Authorities have confirmed that nine British nationals are among almost 300 people who died when a passenger plane was understood to have been shot down over Ukraine.
Schiphol Airport boss Jos Nijhuis confirmed the nationality of those on-board the MH17 Malaysian Airlines flight during a press conference in Amsterdam.
Malaysia's prime minister said the jetliner did not make any distress call before it went down in Ukraine, and that the flight route was declared safe by the International Civil Aviation Organization.
Prime Minister Najib Razak said although Ukrainian authorities believe the Boeing 777 was shot down, he was unable to verify "the cause of this tragedy but we must, and we will, find out precisely what happened to this flight".

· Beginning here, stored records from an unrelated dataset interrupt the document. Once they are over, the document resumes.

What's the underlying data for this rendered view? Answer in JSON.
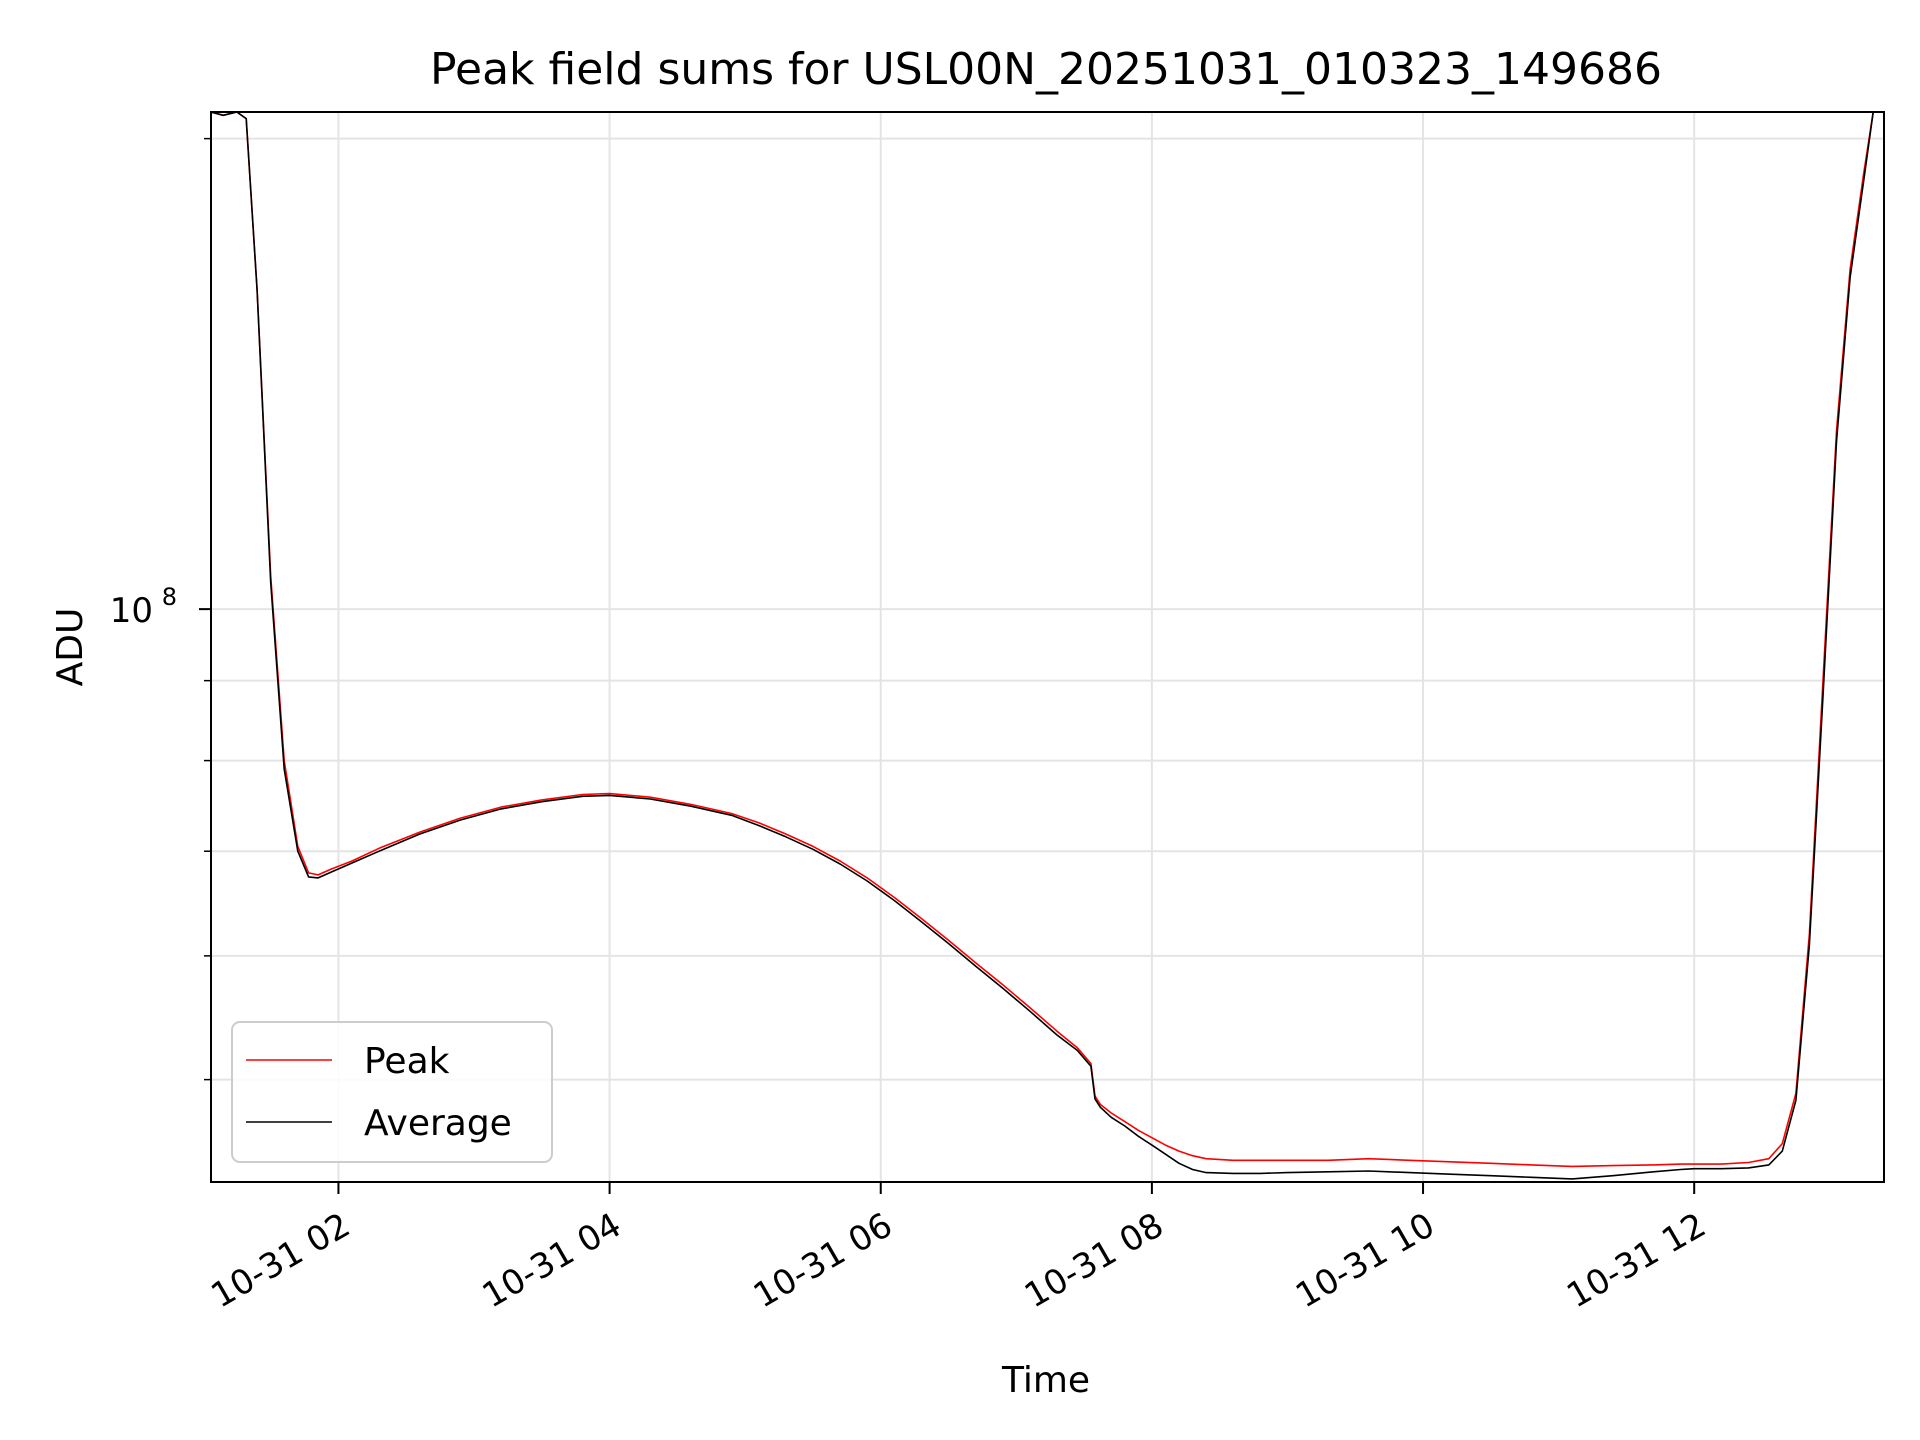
{
  "chart_data": {
    "type": "line",
    "title": "Peak field sums for USL00N_20251031_010323_149686",
    "xlabel": "Time",
    "ylabel": "ADU",
    "yscale": "log",
    "grid": true,
    "legend_position": "lower-left",
    "x_unit": "hours since 2025-10-31 00:00",
    "xlim": [
      1.06,
      13.4
    ],
    "ylim": [
      43000000,
      208000000
    ],
    "x_ticks": [
      {
        "value": 2,
        "label": "10-31 02"
      },
      {
        "value": 4,
        "label": "10-31 04"
      },
      {
        "value": 6,
        "label": "10-31 06"
      },
      {
        "value": 8,
        "label": "10-31 08"
      },
      {
        "value": 10,
        "label": "10-31 10"
      },
      {
        "value": 12,
        "label": "10-31 12"
      }
    ],
    "y_major_tick": {
      "value": 100000000,
      "base": "10",
      "exponent": "8"
    },
    "y_minor_ticks": [
      50000000,
      60000000,
      70000000,
      80000000,
      90000000,
      200000000
    ],
    "series": [
      {
        "name": "Peak",
        "color": "#ff0000",
        "x": [
          1.06,
          1.15,
          1.25,
          1.32,
          1.4,
          1.5,
          1.6,
          1.7,
          1.78,
          1.85,
          1.95,
          2.1,
          2.3,
          2.6,
          2.9,
          3.2,
          3.5,
          3.8,
          4.0,
          4.3,
          4.6,
          4.9,
          5.1,
          5.3,
          5.5,
          5.7,
          5.9,
          6.1,
          6.3,
          6.5,
          6.7,
          6.9,
          7.1,
          7.3,
          7.45,
          7.55,
          7.58,
          7.62,
          7.7,
          7.8,
          7.9,
          8.0,
          8.1,
          8.2,
          8.3,
          8.4,
          8.6,
          8.8,
          9.0,
          9.3,
          9.6,
          9.9,
          10.2,
          10.5,
          10.8,
          11.1,
          11.4,
          11.7,
          11.9,
          12.0,
          12.2,
          12.4,
          12.55,
          12.65,
          12.75,
          12.85,
          12.95,
          13.05,
          13.15,
          13.25,
          13.32,
          13.4
        ],
        "values": [
          208000000,
          207000000,
          208000000,
          206000000,
          160000000,
          105000000,
          80000000,
          70500000,
          67800000,
          67600000,
          68200000,
          69000000,
          70300000,
          72000000,
          73500000,
          74700000,
          75500000,
          76100000,
          76200000,
          75800000,
          75000000,
          74000000,
          73000000,
          71800000,
          70500000,
          69000000,
          67300000,
          65400000,
          63400000,
          61400000,
          59400000,
          57500000,
          55600000,
          53700000,
          52400000,
          51200000,
          48800000,
          48200000,
          47600000,
          47000000,
          46400000,
          45900000,
          45400000,
          45000000,
          44700000,
          44500000,
          44400000,
          44400000,
          44400000,
          44400000,
          44500000,
          44400000,
          44300000,
          44200000,
          44100000,
          44000000,
          44050000,
          44100000,
          44150000,
          44150000,
          44150000,
          44250000,
          44500000,
          45500000,
          49000000,
          62000000,
          90000000,
          130000000,
          165000000,
          190000000,
          208000000,
          208000000
        ]
      },
      {
        "name": "Average",
        "color": "#000000",
        "x": [
          1.06,
          1.15,
          1.25,
          1.32,
          1.4,
          1.5,
          1.6,
          1.7,
          1.78,
          1.85,
          1.95,
          2.1,
          2.3,
          2.6,
          2.9,
          3.2,
          3.5,
          3.8,
          4.0,
          4.3,
          4.6,
          4.9,
          5.1,
          5.3,
          5.5,
          5.7,
          5.9,
          6.1,
          6.3,
          6.5,
          6.7,
          6.9,
          7.1,
          7.3,
          7.45,
          7.55,
          7.58,
          7.62,
          7.7,
          7.8,
          7.9,
          8.0,
          8.1,
          8.2,
          8.3,
          8.4,
          8.6,
          8.8,
          9.0,
          9.3,
          9.6,
          9.9,
          10.2,
          10.5,
          10.8,
          11.1,
          11.4,
          11.7,
          11.9,
          12.0,
          12.2,
          12.4,
          12.55,
          12.65,
          12.75,
          12.85,
          12.95,
          13.05,
          13.15,
          13.25,
          13.32,
          13.4
        ],
        "values": [
          208000000,
          207000000,
          208000000,
          206000000,
          160000000,
          104000000,
          79000000,
          70000000,
          67400000,
          67300000,
          67900000,
          68800000,
          70000000,
          71800000,
          73300000,
          74500000,
          75300000,
          75900000,
          76000000,
          75600000,
          74800000,
          73800000,
          72700000,
          71500000,
          70200000,
          68700000,
          67000000,
          65100000,
          63100000,
          61100000,
          59100000,
          57200000,
          55300000,
          53400000,
          52200000,
          51000000,
          48600000,
          48000000,
          47300000,
          46700000,
          46000000,
          45400000,
          44800000,
          44200000,
          43800000,
          43600000,
          43550000,
          43550000,
          43600000,
          43650000,
          43700000,
          43600000,
          43500000,
          43400000,
          43300000,
          43200000,
          43400000,
          43650000,
          43800000,
          43850000,
          43850000,
          43900000,
          44100000,
          45000000,
          48500000,
          61000000,
          88000000,
          128000000,
          163000000,
          188000000,
          208000000,
          208000000
        ]
      }
    ]
  }
}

The Boeing 777-200 travelling from Amsterdam to Kuala Lumpur – was in transit over the war-torn region when it disappeared from radar screens.
The Foreign Office has not yet confirmed numbers or names of Britons who were on the flight manifest.
Graphic images showed a pall of smoke, charred wreckage and bodies at the crash scene in eastern Ukraine.
Prime Minister David Cameron said he was "shocked and saddened" by the tragedy, while Ukrainian President Petro Poroshenko described it as a "terrorist act".
Mr Cameron added that officials from across Whitehall are meeting to establish the facts, while a spokesman for the Foreign Office said: "We are aware of the reports and are urgently working to establish what has happened."
Najib Razak, the Malaysian prime minister, said: "I am shocked by reports that an MH plane crashed. We are launching an immediate investigation."
The jet would have been flying at high altitude on an intercontinental flight that took it over the region.
As the drama unfolded, several other passenger jets were flying through Ukrainian airspace on one of the main routes from Europe to Asia for air traffic.